Thursday, October 27, 2011

Day 12


I used to be pretty deep.  Not Ghandi-deep or even C. S. Lewis-deep but able to readily explore the inner depths of my mind and heart.  I could even, if I wanted to, think deep thoughts just for fun. 

Unfortunately, years of perfecting the ability to multitask has robbed me of that depth.   Of course, it all starts with being a mom and learning to talk on the phone and spoon in the baby food and fold the laundry all at once.  Then you add a professional life and a church life and the demands of any normal life and I got really, really good at juggling all of it all at once. 

It only cost me a few layers of depth. 

I think it went away so gradually that I barely noticed it.  I started doing more and more of my thinking on the run.  I spent less time pondering or reflecting.  Reading became a way to gain information or a way to escape but rarely got my full attention.  I got really good at being fully present to other people and got tired out by that and so then I learned to space out when I was with myself.  I started to cruise in the wake of other people’s learning because it was just so much easier. 

Now I’m in a different season of life and I want my old self  back.   Doing a lot of things at once because there are a lot of things to do has its place.  Learning to keep it light after a heavy day of sharing in other people’s deep work has its place.   Deep doesn’t have to mean constant intensity.  But there are some practices that build depth, that can help us plumb the deep places and I’m ready to re-engage them. 

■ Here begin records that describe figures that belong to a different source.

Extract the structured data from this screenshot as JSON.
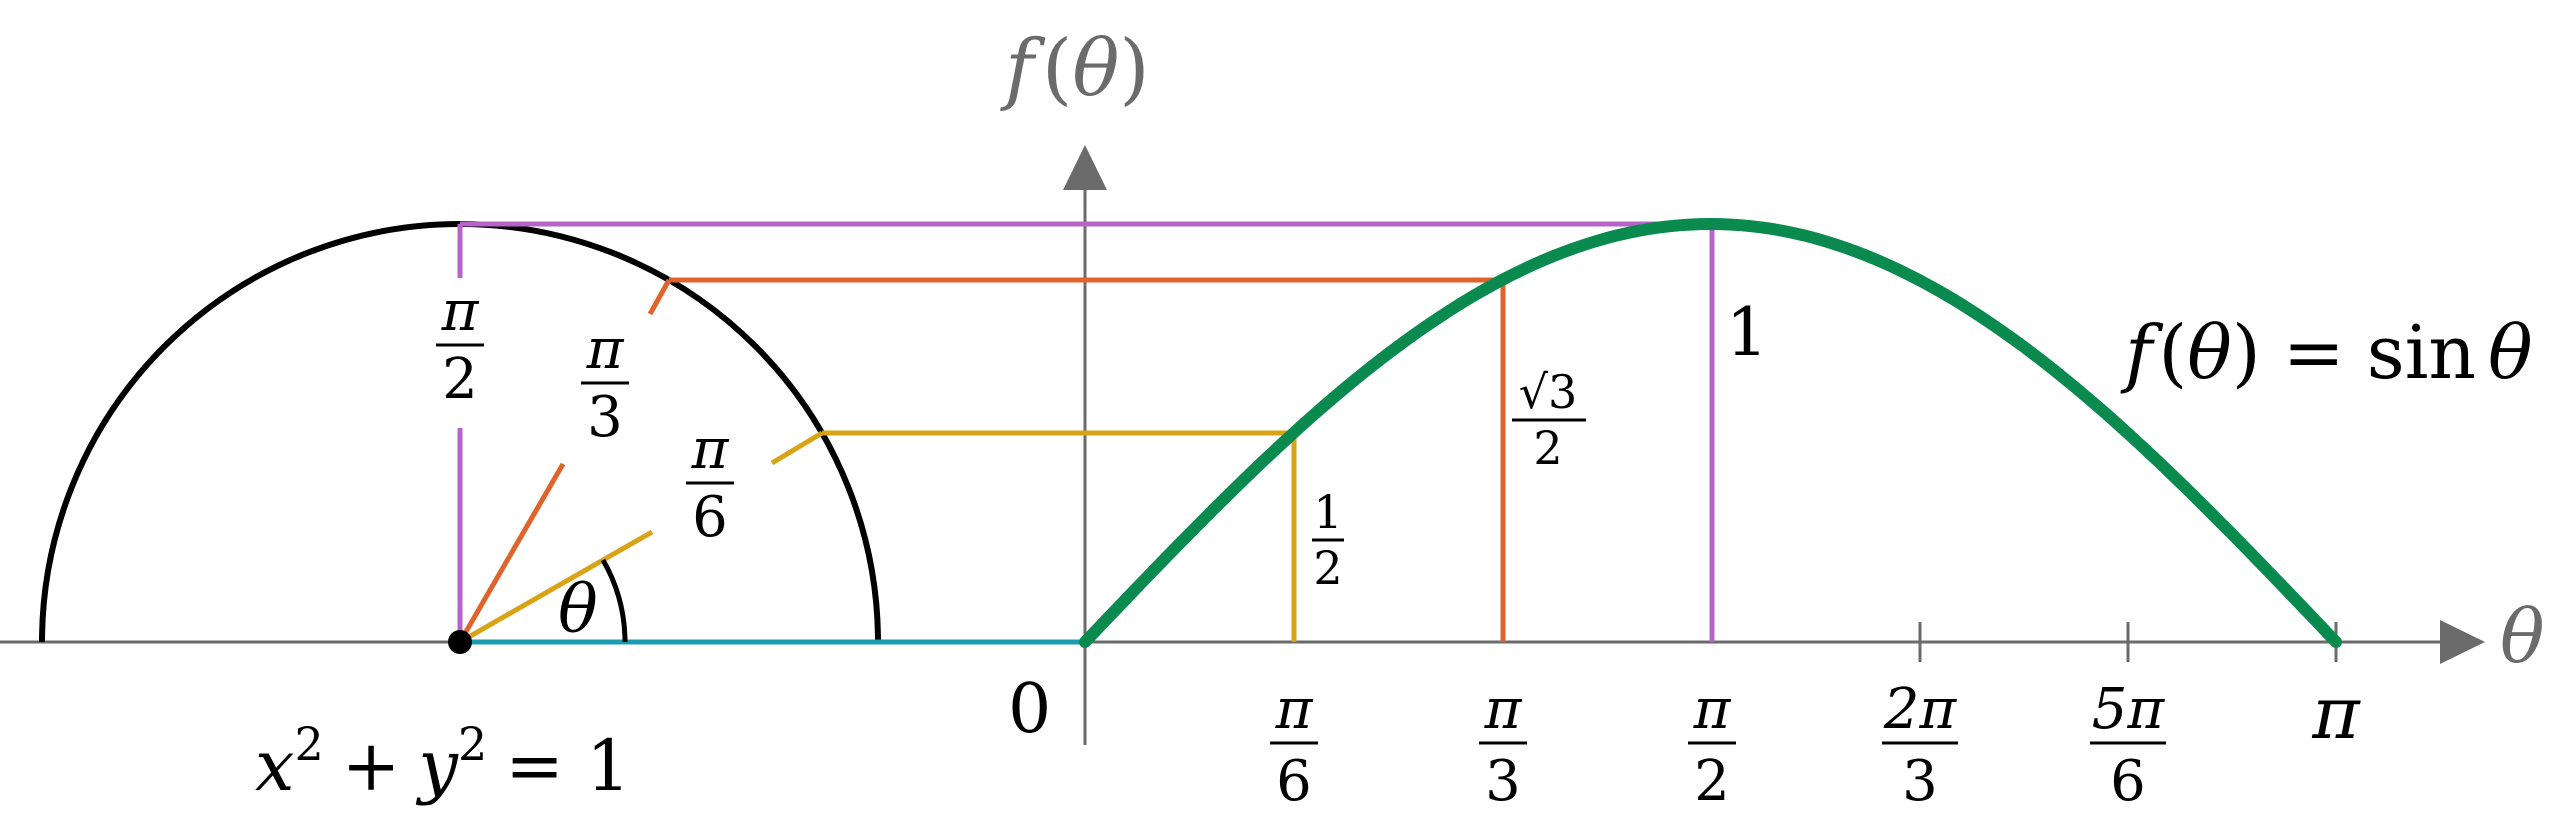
{
  "axis_labels": {
    "y_axis_f": "f",
    "y_axis_open": "(",
    "y_axis_theta": "θ",
    "y_axis_close": ")",
    "x_axis": "θ",
    "origin": "0"
  },
  "x_ticks": [
    {
      "num": "π",
      "den": "6"
    },
    {
      "num": "π",
      "den": "3"
    },
    {
      "num": "π",
      "den": "2"
    },
    {
      "num": "2π",
      "den": "3"
    },
    {
      "num": "5π",
      "den": "6"
    },
    {
      "single": "π"
    }
  ],
  "values": {
    "half_num": "1",
    "half_den": "2",
    "sqrt3_num": "√3",
    "sqrt3_den": "2",
    "one": "1"
  },
  "circle_angle_labels": [
    {
      "num": "π",
      "den": "2"
    },
    {
      "num": "π",
      "den": "3"
    },
    {
      "num": "π",
      "den": "6"
    }
  ],
  "theta_label": "θ",
  "circle_equation": {
    "x": "x",
    "x_exp": "2",
    "plus": "+",
    "y": "y",
    "y_exp": "2",
    "eq": "= 1"
  },
  "curve_label": {
    "f": "f",
    "open": "(",
    "theta": "θ",
    "close": ")",
    "eq": "=",
    "sin": "sin",
    "theta2": "θ"
  },
  "colors": {
    "axis": "#6b6b6b",
    "circle": "#000000",
    "sine_curve": "#0b8a50",
    "pi_over_6": "#d9a316",
    "pi_over_3": "#e0632c",
    "pi_over_2": "#b565c8",
    "baseline": "#1a9bb0"
  }
}
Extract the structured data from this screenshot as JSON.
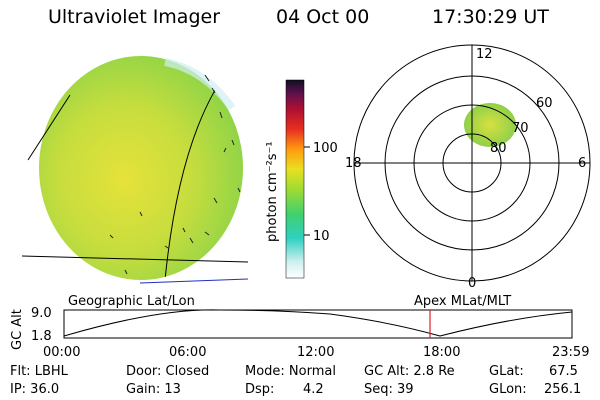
{
  "header": {
    "instrument": "Ultraviolet Imager",
    "date": "04 Oct 00",
    "time": "17:30:29 UT"
  },
  "colorbar": {
    "unit_label": "photon cm⁻²s⁻¹",
    "ticks": [
      "100",
      "10"
    ]
  },
  "polar_plot": {
    "clock_labels": [
      "12",
      "18",
      "6",
      "0"
    ],
    "lat_labels": [
      "60",
      "70",
      "80"
    ]
  },
  "map_titles": {
    "left": "Geographic Lat/Lon",
    "right": "Apex MLat/MLT"
  },
  "orbit_plot": {
    "ylabel": "GC Alt",
    "y_ticks": [
      "9.0",
      "1.8"
    ],
    "x_ticks": [
      "00:00",
      "06:00",
      "12:00",
      "18:00",
      "23:59"
    ],
    "marker_time": "17:30:29"
  },
  "status": {
    "flt": "Flt: LBHL",
    "ip": "IP: 36.0",
    "door": "Door: Closed",
    "gain": "Gain: 13",
    "mode": "Mode: Normal",
    "dsp_label": "Dsp:",
    "dsp_value": "4.2",
    "gc_alt": "GC Alt: 2.8 Re",
    "seq": "Seq: 39",
    "glat_label": "GLat:",
    "glat_value": "67.5",
    "glon_label": "GLon:",
    "glon_value": "256.1"
  },
  "colors": {
    "earth_disk": "#a8d83a",
    "oval": "#c8e050",
    "marker": "#e02020"
  }
}
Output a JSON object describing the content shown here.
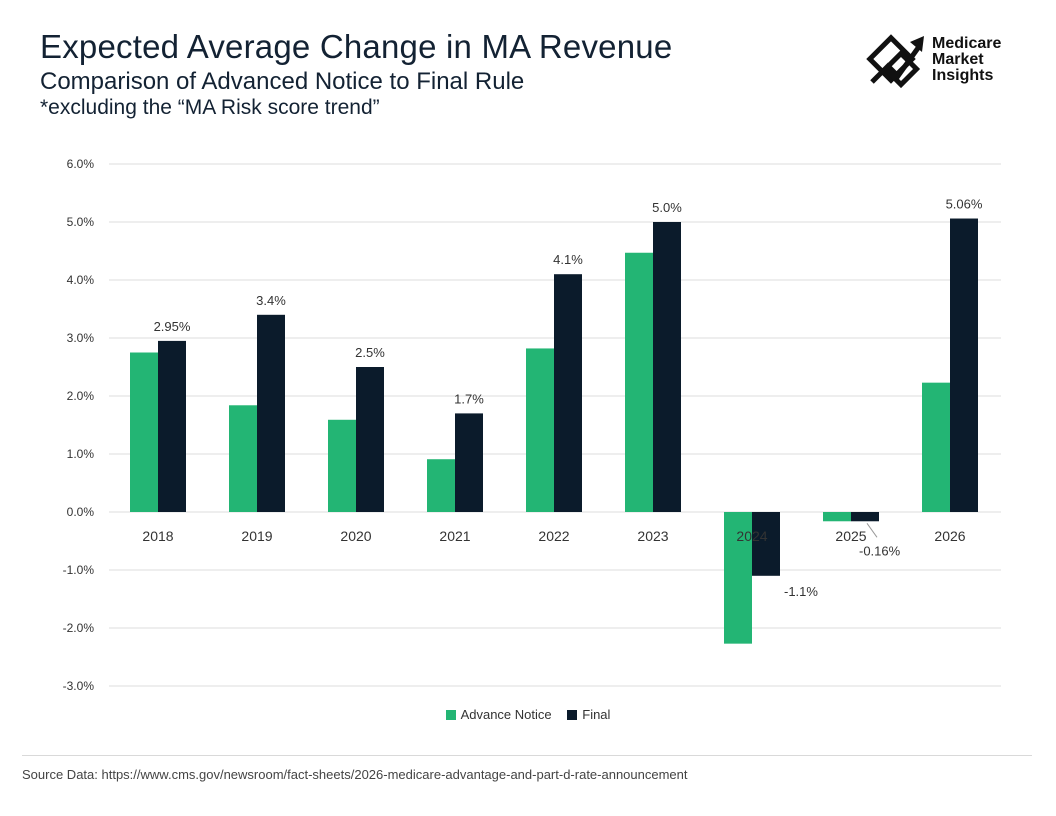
{
  "header": {
    "title": "Expected Average Change in MA Revenue",
    "subtitle": "Comparison of Advanced Notice to Final Rule",
    "note": "*excluding the “MA Risk score trend”"
  },
  "logo": {
    "icon": "chart-arrow-logo-icon",
    "lines": [
      "Medicare",
      "Market",
      "Insights"
    ]
  },
  "footer": {
    "source": "Source Data: https://www.cms.gov/newsroom/fact-sheets/2026-medicare-advantage-and-part-d-rate-announcement"
  },
  "colors": {
    "advance": "#23b574",
    "final": "#0b1b2b",
    "grid": "#dcdcdc"
  },
  "chart_data": {
    "type": "bar",
    "title": "Expected Average Change in MA Revenue",
    "categories": [
      "2018",
      "2019",
      "2020",
      "2021",
      "2022",
      "2023",
      "2024",
      "2025",
      "2026"
    ],
    "series": [
      {
        "name": "Advance Notice",
        "values": [
          2.75,
          1.84,
          1.59,
          0.91,
          2.82,
          4.47,
          -2.27,
          -0.16,
          2.23
        ]
      },
      {
        "name": "Final",
        "values": [
          2.95,
          3.4,
          2.5,
          1.7,
          4.1,
          5.0,
          -1.1,
          -0.16,
          5.06
        ]
      }
    ],
    "data_labels": [
      "2.95%",
      "3.4%",
      "2.5%",
      "1.7%",
      "4.1%",
      "5.0%",
      "-1.1%",
      "-0.16%",
      "5.06%"
    ],
    "ylim": [
      -3,
      6
    ],
    "yticks": [
      "6.0%",
      "5.0%",
      "4.0%",
      "3.0%",
      "2.0%",
      "1.0%",
      "0.0%",
      "-1.0%",
      "-2.0%",
      "-3.0%"
    ],
    "xlabel": "",
    "ylabel": "",
    "grid": true,
    "legend": "bottom-center"
  }
}
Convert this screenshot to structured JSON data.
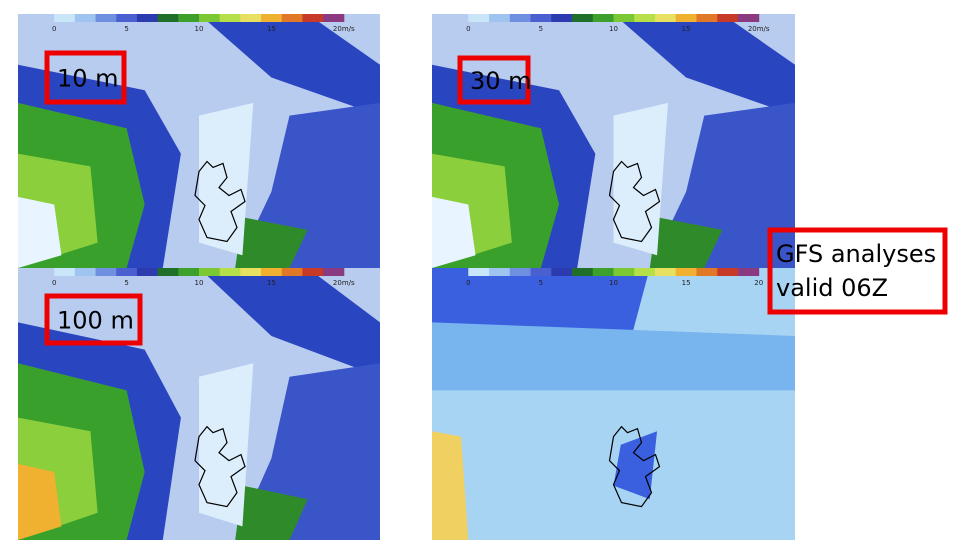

Even in short doses, for example, solitude and silence help us learn to be with God and ourselves and listen to both.  Sitting quietly to solve problems without talking about them to everyone who will listen opens us up to our own creative thinking.  Asking ourselves what we think about something and then taking the time to really listen to the answer helps a lot.  Reading books that are hard to read builds depth if they’re the right books.  Asking good questions in conversation and then asking more questions builds relational depth.  It’s a fundamental shift from quantity of life to quality.  I’m ready to make the shift.

1 comment:

Janet said...

For me, deep also has alot to do with vulnerability and authenticity... even moreso, though more subtly, than multitasking. They feel like a door to deep perhaps... great thoughts, friend... the world needs your deep thoughts.